As someone who’s been working in USL for several years, Cloutier has seen the radical transformation of the league in a short span of time. He discussed the impact of ambition rising throughout the league, and how that could have reverberations in one competition in particular.
“When I first got into the league four years ago, it was [Division III] at the time, and you know, smaller ownership groups, smaller markets and it served its purpose. But I think with the evolution of the MLS2 teams coming into the league, it actually raised the profile, and I think now, with the ownership groups that have come into the league in the last two years, it’s definitely elevated the league itself to a much, much higher level and a much higher standard, and you can definitely see by the type of players coming into our league now. I know [FC] Cincinnati had a good run last year in the Open Cup — I definitely think a lot more USL teams are going to surprise MLS teams when we get into the Open Cup, for sure.”
Perhaps an obligatory question for a coach at the start of a season is what the expectations are.
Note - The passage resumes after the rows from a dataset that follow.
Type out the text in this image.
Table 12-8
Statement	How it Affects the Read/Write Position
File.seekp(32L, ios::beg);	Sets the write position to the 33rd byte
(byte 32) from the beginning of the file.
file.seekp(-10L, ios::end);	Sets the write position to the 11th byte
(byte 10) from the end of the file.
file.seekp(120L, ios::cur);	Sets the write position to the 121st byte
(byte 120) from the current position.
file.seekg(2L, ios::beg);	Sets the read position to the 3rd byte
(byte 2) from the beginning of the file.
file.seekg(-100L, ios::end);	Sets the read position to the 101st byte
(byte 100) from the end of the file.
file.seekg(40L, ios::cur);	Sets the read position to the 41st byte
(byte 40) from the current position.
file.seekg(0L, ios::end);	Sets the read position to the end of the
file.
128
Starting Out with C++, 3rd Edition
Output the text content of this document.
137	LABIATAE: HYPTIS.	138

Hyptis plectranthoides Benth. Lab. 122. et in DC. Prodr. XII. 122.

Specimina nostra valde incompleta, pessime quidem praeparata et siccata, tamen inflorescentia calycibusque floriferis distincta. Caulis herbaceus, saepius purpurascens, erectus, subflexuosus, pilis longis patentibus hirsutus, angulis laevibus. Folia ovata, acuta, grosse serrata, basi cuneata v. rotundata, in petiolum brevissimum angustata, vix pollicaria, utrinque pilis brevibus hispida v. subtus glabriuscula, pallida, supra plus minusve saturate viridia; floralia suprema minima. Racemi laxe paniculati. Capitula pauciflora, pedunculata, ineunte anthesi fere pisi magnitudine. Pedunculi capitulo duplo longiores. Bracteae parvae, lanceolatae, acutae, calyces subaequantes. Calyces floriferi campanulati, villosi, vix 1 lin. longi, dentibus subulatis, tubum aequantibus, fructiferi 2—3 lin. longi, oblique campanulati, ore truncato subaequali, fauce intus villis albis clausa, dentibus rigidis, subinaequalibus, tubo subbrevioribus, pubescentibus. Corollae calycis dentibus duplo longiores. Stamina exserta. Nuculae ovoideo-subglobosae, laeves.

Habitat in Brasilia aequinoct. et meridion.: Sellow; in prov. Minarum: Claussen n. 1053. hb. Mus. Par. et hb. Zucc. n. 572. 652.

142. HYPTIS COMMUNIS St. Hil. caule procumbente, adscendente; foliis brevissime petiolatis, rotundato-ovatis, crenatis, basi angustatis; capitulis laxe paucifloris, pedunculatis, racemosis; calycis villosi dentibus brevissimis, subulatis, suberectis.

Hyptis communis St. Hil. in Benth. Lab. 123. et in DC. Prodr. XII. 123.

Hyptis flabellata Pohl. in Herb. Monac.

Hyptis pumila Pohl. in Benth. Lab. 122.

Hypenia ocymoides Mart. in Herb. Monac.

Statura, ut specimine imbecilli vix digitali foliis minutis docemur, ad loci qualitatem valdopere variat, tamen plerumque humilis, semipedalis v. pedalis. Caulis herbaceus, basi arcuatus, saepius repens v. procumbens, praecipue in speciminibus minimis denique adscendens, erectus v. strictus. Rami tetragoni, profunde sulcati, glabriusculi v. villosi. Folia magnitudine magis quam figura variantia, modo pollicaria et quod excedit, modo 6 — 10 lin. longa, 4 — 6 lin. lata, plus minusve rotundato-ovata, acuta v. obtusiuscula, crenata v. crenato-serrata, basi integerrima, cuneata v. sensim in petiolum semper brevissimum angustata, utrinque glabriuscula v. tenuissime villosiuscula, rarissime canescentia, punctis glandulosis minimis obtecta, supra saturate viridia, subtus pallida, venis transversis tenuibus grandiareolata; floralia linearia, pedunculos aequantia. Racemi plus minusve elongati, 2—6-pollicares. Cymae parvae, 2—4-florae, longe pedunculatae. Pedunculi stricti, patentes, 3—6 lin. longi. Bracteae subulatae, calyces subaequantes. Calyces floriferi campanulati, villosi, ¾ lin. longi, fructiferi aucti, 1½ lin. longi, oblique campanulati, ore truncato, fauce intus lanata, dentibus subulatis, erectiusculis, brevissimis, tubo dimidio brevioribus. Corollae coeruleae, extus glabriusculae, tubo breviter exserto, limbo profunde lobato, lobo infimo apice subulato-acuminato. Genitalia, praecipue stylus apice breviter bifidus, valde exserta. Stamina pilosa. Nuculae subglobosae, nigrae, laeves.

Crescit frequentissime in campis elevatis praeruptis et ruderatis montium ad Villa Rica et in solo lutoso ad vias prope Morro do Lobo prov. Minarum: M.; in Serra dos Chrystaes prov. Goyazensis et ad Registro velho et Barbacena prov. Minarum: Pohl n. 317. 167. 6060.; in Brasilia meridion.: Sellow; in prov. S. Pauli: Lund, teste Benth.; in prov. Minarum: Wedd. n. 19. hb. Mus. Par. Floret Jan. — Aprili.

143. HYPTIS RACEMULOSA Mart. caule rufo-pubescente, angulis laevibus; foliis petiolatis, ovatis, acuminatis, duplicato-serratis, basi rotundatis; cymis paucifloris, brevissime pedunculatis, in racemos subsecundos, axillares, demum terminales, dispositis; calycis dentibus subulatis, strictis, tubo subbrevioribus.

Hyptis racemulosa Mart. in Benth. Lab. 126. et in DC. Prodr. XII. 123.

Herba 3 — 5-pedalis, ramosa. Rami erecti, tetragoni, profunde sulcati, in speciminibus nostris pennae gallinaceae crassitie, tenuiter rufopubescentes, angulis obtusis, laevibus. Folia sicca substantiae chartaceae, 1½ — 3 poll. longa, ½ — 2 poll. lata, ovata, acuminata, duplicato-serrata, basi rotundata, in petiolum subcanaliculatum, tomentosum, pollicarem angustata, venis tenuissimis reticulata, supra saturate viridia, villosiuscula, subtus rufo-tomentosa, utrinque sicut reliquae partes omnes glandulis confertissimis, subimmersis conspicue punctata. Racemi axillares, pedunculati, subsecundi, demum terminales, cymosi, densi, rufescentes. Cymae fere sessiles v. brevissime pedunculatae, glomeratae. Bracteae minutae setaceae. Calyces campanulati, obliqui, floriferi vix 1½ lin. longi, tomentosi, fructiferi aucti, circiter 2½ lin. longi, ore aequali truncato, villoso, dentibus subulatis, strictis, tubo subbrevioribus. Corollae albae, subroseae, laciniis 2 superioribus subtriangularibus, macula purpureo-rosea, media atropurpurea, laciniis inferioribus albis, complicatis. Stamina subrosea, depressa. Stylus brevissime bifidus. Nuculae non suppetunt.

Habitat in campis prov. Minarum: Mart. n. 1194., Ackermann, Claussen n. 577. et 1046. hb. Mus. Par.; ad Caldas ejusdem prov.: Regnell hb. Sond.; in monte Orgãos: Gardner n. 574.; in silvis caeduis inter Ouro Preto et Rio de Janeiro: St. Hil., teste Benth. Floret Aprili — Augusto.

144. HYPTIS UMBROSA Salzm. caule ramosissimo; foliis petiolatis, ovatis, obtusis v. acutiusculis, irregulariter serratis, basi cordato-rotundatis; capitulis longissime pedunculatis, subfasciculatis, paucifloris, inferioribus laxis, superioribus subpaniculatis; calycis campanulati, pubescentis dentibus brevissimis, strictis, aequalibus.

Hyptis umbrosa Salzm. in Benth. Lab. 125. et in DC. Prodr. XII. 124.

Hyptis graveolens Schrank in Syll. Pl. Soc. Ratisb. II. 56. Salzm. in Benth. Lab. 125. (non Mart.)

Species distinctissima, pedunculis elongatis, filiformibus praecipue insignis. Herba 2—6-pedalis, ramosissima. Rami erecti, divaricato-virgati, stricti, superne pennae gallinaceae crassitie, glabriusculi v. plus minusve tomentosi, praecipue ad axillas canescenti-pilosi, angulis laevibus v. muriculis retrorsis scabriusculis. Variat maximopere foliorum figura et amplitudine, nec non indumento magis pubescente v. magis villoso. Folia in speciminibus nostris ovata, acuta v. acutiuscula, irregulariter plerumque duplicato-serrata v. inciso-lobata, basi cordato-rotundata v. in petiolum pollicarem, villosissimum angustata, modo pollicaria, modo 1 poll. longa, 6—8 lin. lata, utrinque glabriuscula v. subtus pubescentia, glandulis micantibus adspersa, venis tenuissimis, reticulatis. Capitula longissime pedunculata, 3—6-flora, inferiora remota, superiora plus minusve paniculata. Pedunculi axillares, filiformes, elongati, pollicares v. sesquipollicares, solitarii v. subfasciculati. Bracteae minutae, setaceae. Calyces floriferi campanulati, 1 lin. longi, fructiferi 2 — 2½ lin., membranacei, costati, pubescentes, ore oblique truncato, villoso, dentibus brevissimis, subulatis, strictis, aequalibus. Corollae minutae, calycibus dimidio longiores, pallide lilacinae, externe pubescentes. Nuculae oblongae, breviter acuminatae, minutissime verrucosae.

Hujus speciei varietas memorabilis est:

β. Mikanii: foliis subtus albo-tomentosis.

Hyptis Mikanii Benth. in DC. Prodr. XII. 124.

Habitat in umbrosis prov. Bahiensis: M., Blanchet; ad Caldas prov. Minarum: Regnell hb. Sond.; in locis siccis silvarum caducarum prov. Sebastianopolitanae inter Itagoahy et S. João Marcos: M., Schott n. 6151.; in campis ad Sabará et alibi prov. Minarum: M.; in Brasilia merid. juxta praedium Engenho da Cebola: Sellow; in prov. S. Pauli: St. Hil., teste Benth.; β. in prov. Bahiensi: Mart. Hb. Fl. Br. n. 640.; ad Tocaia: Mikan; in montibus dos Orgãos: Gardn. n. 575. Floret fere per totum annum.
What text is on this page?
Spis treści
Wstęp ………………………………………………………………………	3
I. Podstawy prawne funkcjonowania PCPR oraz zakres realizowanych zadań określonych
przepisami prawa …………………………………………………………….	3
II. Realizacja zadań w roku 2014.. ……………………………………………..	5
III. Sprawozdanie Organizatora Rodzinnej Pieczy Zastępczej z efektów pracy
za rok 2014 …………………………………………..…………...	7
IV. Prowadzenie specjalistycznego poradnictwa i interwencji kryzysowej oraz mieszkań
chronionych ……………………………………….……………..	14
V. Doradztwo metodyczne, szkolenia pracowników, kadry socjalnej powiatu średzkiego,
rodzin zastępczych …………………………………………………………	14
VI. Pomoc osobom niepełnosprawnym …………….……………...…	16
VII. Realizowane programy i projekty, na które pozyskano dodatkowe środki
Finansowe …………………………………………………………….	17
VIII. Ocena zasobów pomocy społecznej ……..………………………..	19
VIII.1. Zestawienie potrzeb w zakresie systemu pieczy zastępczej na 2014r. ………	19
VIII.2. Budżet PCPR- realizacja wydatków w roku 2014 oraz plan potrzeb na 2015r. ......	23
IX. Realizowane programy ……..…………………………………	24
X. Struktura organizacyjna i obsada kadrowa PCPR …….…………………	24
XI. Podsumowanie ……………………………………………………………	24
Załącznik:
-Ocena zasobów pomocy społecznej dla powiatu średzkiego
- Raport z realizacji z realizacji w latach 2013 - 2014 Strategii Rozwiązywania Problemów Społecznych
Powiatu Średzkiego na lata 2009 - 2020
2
While Cloutier indicated the organization’s goals are lofty this season, he also preached patience in bringing together a squad that currently features 16 newcomers.
“Ultimately, for everybody [the primary goal of the season] should be a championship, right? So that’s definitely our goal, and from day one that’s the target we’re looking for.
“Realistically we’re looking for a Top 4 finish. We know it’s a marathon, not a sprint. With any new team, you look at us, it’s almost like an expansion team in MLS. Literally, we’ve only had four or five returning players and we had to fill the rest of the squad with a lot of different personalities and characters, and it’s going to take a little time to jell. I think we’ve done a good job in the preseason of getting the players acclimated to how we want to play. Look, Orange County’s a nice place to live, it’s definitely not cold or anything like that, so that transition is probably easier for a lot of players, especially international players, but it does still take time for the cohesiveness and the team to jell.
“In the first couple of months it’s going to take some time, but over the course of the season — like I said, it’s a marathon — I think a Top 4 finish is exactly where we want to be, and ultimately to win a championship.”